Case Study on education continuity in fragile settings. Learning from a tent: Noor’s journey to graduation in Gaza 

When the war took her parents, her home, and her sense of safety, Noor was pulled from the rubble with only two things left to protect: her younger brothers and her future. She was 20 years old, displaced, grieving, and living in a tent. Still, she refused to let her education end. This is the story of how a physiotherapy student in Gaza completed her training through a phone, weak internet, and extraordinary determination, and how UNRWA’s Gaza Training Centre (GTC) adapted its entire teaching model so students like Noor could keep learning in the middle of a collapsing system. Noor is one of 21 physiotherapy students who completed their studies through this adapted model — even though 17 of them were displaced.  

Noor had just exited her teenage years when the war took almost everything from her: her parents, her home, her sense of safety. She and her two younger brothers were pulled from under the rubble and forced to rebuild their lives in a tent in Zaytoon, moving from one temporary shelter to another as the fighting intensified. Electricity, internet, food, and safety were never guaranteed.
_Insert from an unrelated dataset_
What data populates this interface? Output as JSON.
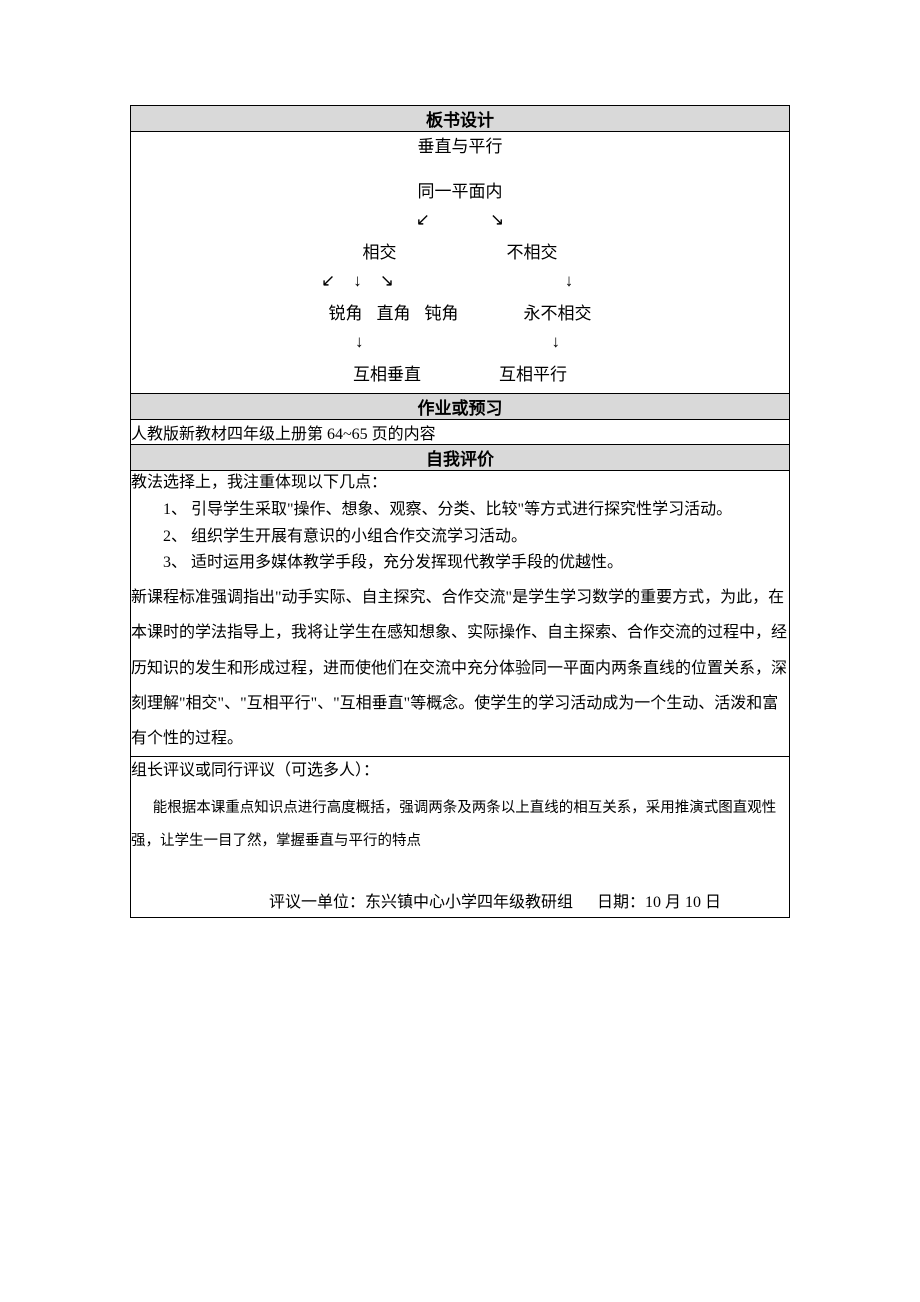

In a moment when most students would have had to abandon their studies, Noor made a different choice: she kept going. 

During this time the UNRWA’s Gaza Training Centre (GTC) reshaped its entire teaching model so students like her could continue learning in the middle of a collapsing system. With no stable electricity, no reliable internet, and no safe classrooms, the physiotherapy programme had to be reinvented almost overnight. UNRWA’s GTC instructors built a low‑tech, high‑care remote learning system designed for students living through war. 

What learning looked like for Noor: Studying from a tent using only a mobile phone, downloading lessons whenever she could catch a signal, recording herself practicing physiotherapy techniques on her brothers, walking long distances to reach her clinical training site, completing assignments during brief moments of electricity, staying connected through Telegram groups when nothing else worked. 

What GTC instructors did: sent daily and weekly updates through Telegram, shared explanations, practice questions, annotated screenshots, gave personalised feedback on videos students sent privately, used low‑bandwidth tools (Telegram polls, Google Forms) for exams, maintained constant communication to reduce fear and isolation. 

When clinical training finally became possible again, Noor walked long distances to reach the physiotherapy unit at El Sahaba Complex. Despite the challenges, Noor completed all remote courses, finished her graduation project, passed 18 required courses, completed her clinical training at El Sahaba Complex, earned 92% in her On‑the‑Job Training, achieved results nearly identical to her pre‑war performance, and is now preparing for the national physiotherapy licensing exam. 

Her words capture the heart of the experience: “Despite the bombings, hunger, and displacement, I wanted to continue. The support of my instructors and peers gave me strength. It made me feel that my education had not stopped.”